Мы с тобой заранее решили, что твой спокойный характер, мягкий нрав и вдумчивый ум явятся надежным залогом безмятежной, ничем не омрачаемой жизни и что разражающиеся в мире грозы не станут слишком тревожить мирное течение твоих дней. Что касалось меня, то моя горячая голова, пылкие страсти, склонность к излишним восторгам, а быть может, и к безрассудству, как ты говоришь иногда, давали тебе основание предрекать, что мои письма очень скоро окажутся гораздо более разнообразными и живыми, чем твои. По этому-то расчету на тебя и возлагалась философическая часть нашей переписки, ее разумное начало, в то время как на мою долю выпадала обязанность поставлять некий романический дневник, полный всяческих сумасбродств. Можешь на это не рассчитывать. Твоя гипотеза, пожалуй, оказалась бы справедливой в былые дни; она неверна, она явно окажется неверной по отношению к будущему.

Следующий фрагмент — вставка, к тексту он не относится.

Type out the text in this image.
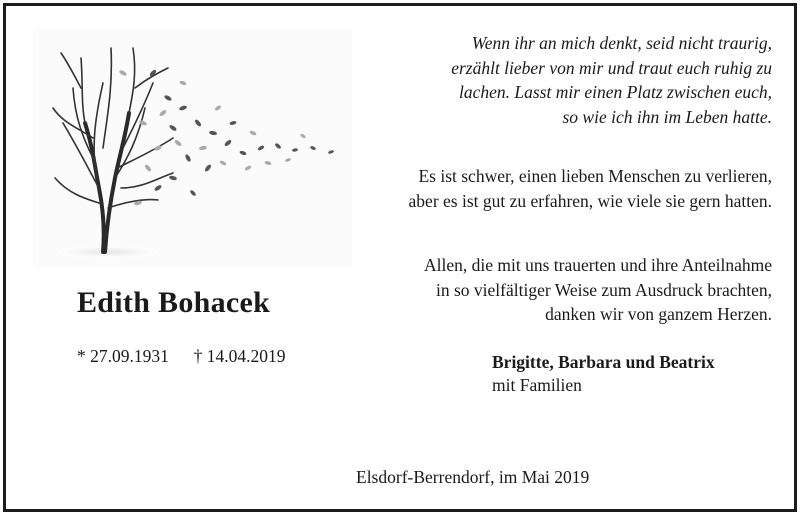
Wenn ihr an mich denkt, seid nicht traurig,
erzählt lieber von mir und traut euch ruhig zu
lachen. Lasst mir einen Platz zwischen euch,
so wie ich ihn im Leben hatte.
Es ist schwer, einen lieben Menschen zu verlieren,
aber es ist gut zu erfahren, wie viele sie gern hatten.
Allen, die mit uns trauerten und ihre Anteilnahme
in so vielfältiger Weise zum Ausdruck brachten,
danken wir von ganzem Herzen.
Edith Bohacek
* 27.09.1931 † 14.04.2019	Brigitte, Barbara und Beatrix
mit Familien
Elsdorf-Berrendorf, im Mai 2019
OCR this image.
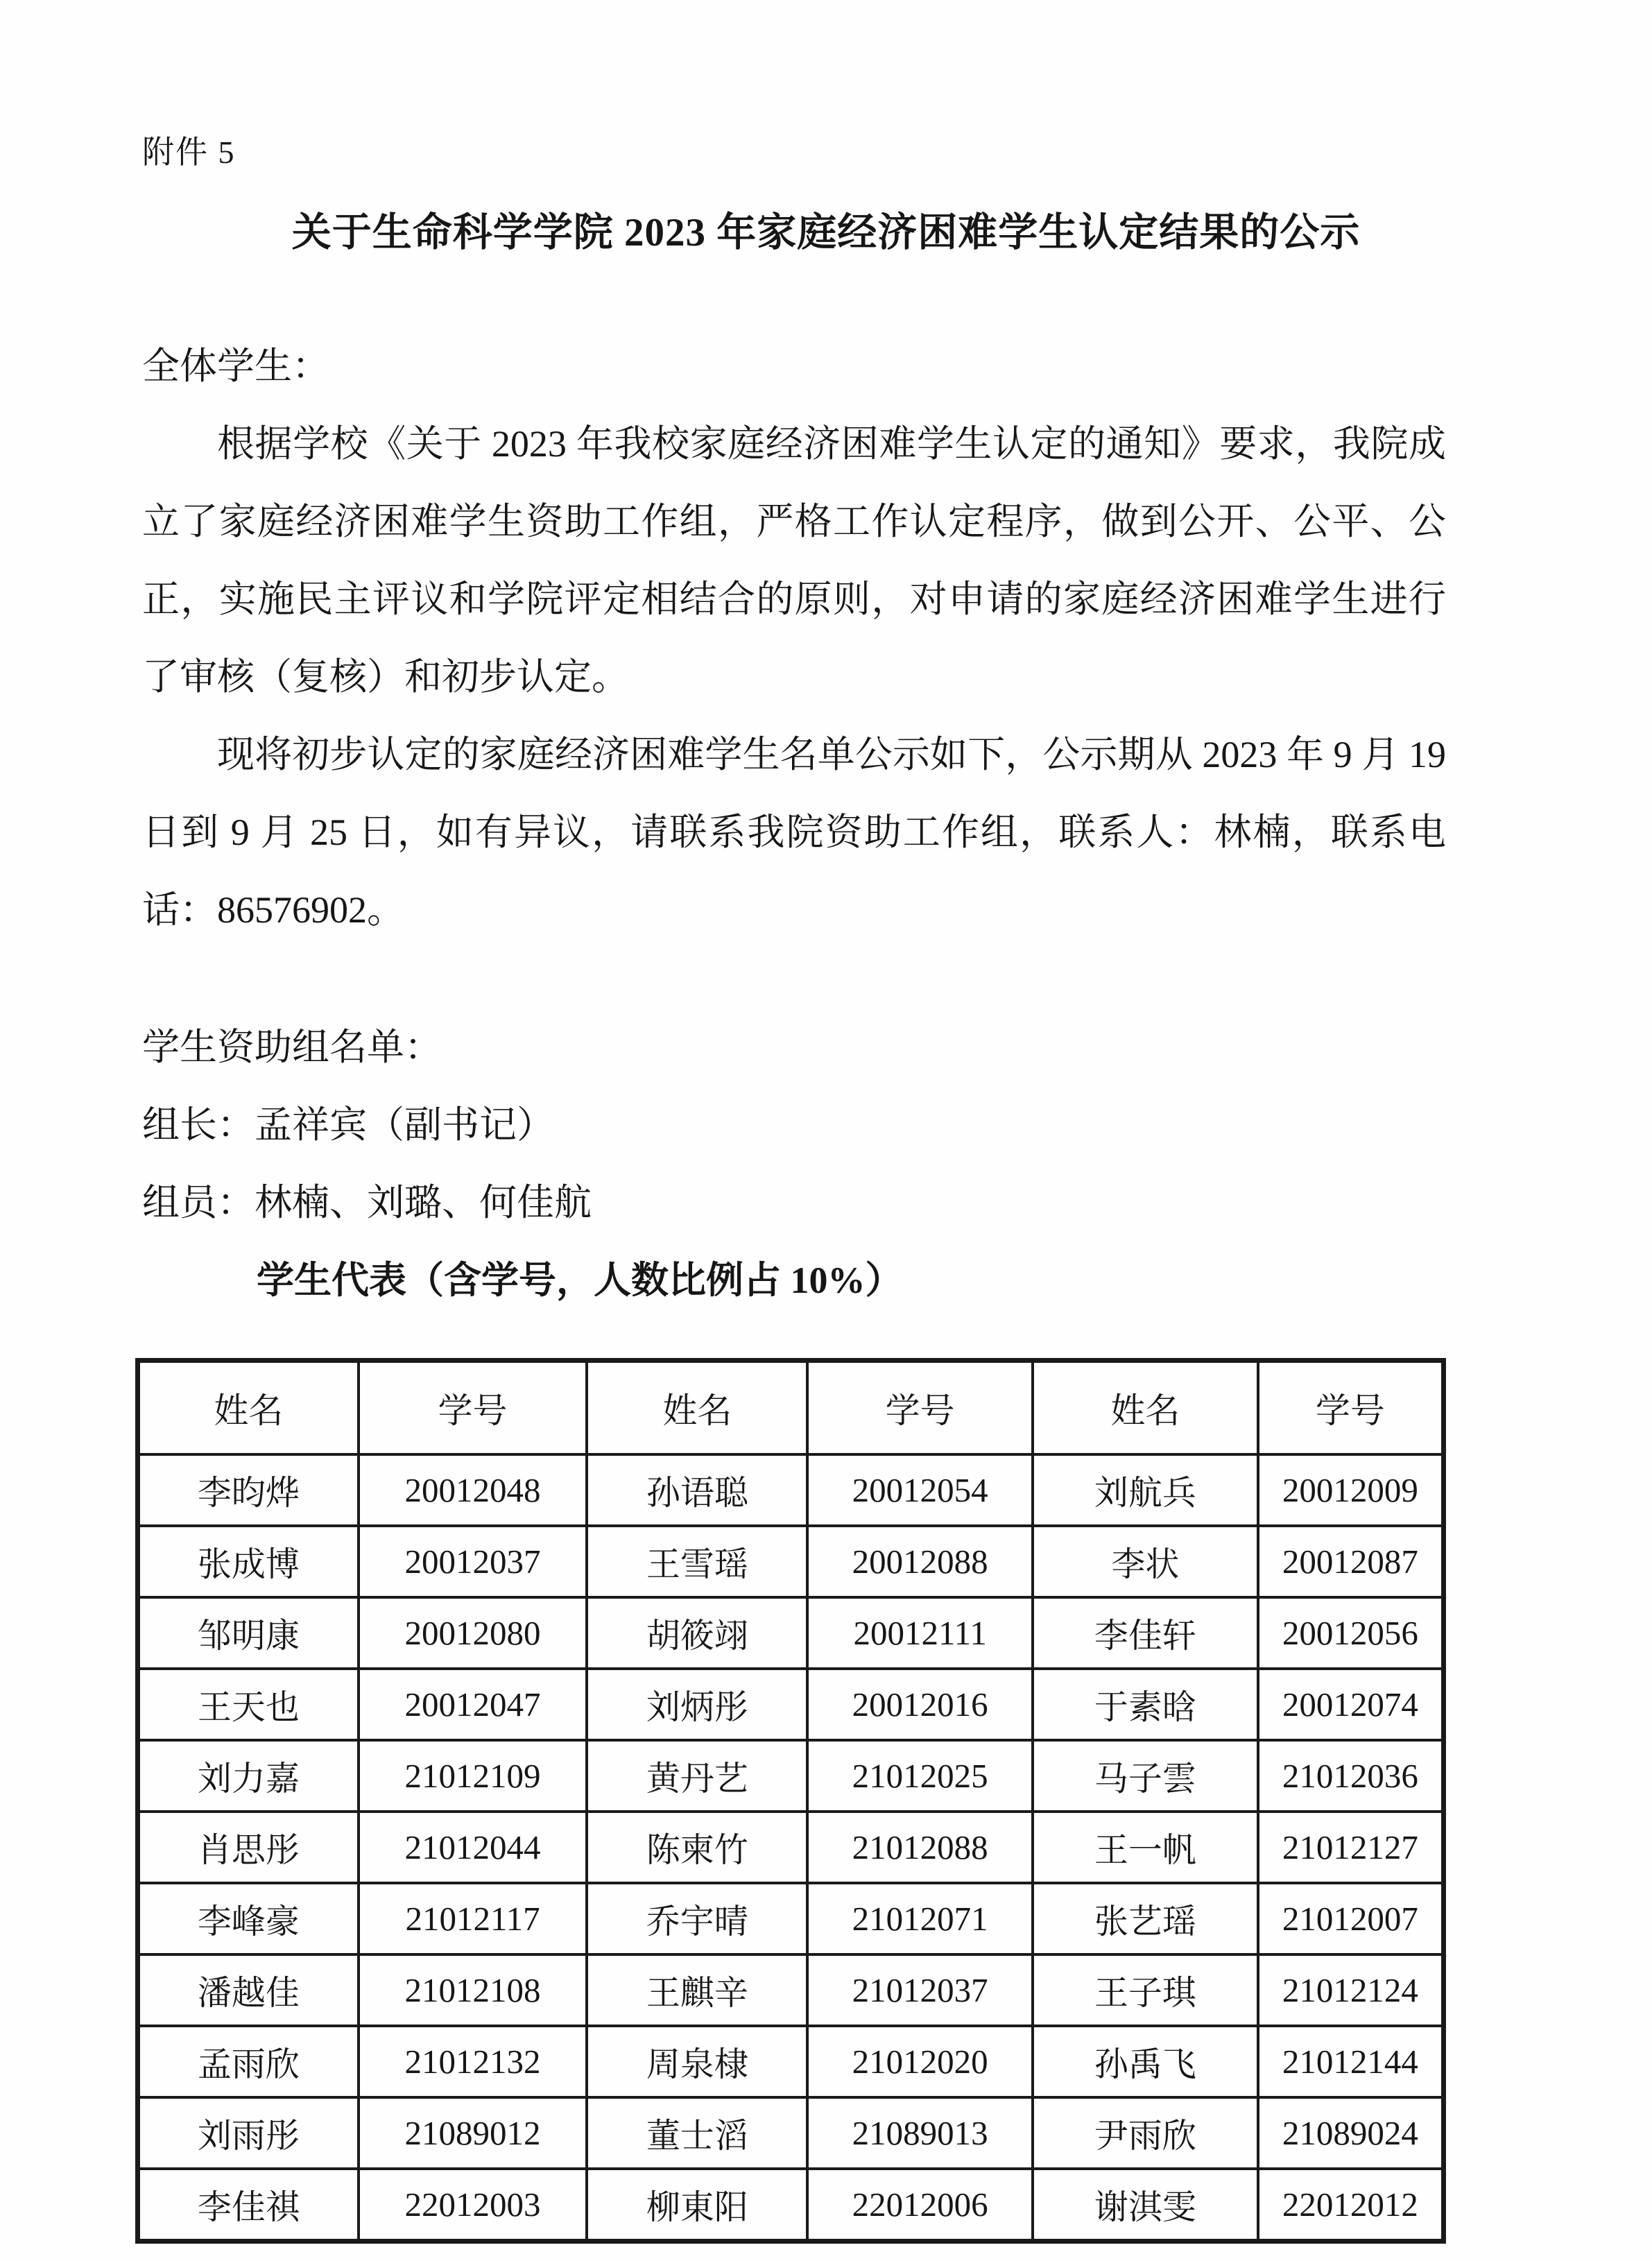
附件 5
关于生命科学学院 2023 年家庭经济困难学生认定结果的公示

全体学生：

根据学校《关于 2023 年我校家庭经济困难学生认定的通知》要求，我院成立了家庭经济困难学生资助工作组，严格工作认定程序，做到公开、公平、公正，实施民主评议和学院评定相结合的原则，对申请的家庭经济困难学生进行了审核（复核）和初步认定。

现将初步认定的家庭经济困难学生名单公示如下，公示期从 2023 年 9 月 19 日到 9 月 25 日，如有异议，请联系我院资助工作组，联系人：林楠，联系电话：86576902。

学生资助组名单：

组长：孟祥宾（副书记）

组员：林楠、刘璐、何佳航

学生代表（含学号，人数比例占 10%）

姓名	学号	姓名	学号	姓名	学号
李昀烨	20012048	孙语聪	20012054	刘航兵	20012009
张成博	20012037	王雪瑶	20012088	李状	20012087
邹明康	20012080	胡筱翊	20012111	李佳轩	20012056
王天也	20012047	刘炳彤	20012016	于素晗	20012074
刘力嘉	21012109	黄丹艺	21012025	马子雲	21012036
肖思彤	21012044	陈柬竹	21012088	王一帆	21012127
李峰豪	21012117	乔宇晴	21012071	张艺瑶	21012007
潘越佳	21012108	王麒辛	21012037	王子琪	21012124
孟雨欣	21012132	周泉棣	21012020	孙禹飞	21012144
刘雨彤	21089012	董士滔	21089013	尹雨欣	21089024
李佳祺	22012003	柳東阳	22012006	谢淇雯	22012012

Мне двадцать восемь лет, любезный Эдуард, и, что редко бывает в этом возрасте, около двенадцати из них были годами бедствий. Я рано состарился, ибо бесплодные усилия и пустые страсти рано истощили мое чувствительное сердце, которому я подчинял свою жизнь. Бедствия революции, постоянная угроза быть объявленным вне закона, опасности войны, беспрерывные волнения непостоянного, изменчивого существования, бесчисленные утраты, горестные и мучительные, — все это не могло, конечно, не отразиться на мне и не наложить на весь мой характер, на склад моих мыслей, на все мое поведение отпечаток чего-то странного, необычного, причудливого — той особой склонности к преувеличениям, которую ты так справедливо осуждаешь во мне; но, право же, достаточно было мне вернуться к природе и самому себе, почувствовать себя наконец свободным от всех чуждых моему сердцу тягостных впечатлений, вновь оказаться среди блаженного покоя уединения, как я стал совершенно иным, и ты не можешь даже вообразить себе, какое безмятежное чувство надежды владеет мною с тех пор, как я вновь переступил порог старого отцовского замка и гляжу сквозь окна своей комнаты — той самой, где когда-то родился, — на великолепные леса и нивы, на прекрасные зеленые рощи, на все эти с детских лет знакомые и милые моему сердцу места.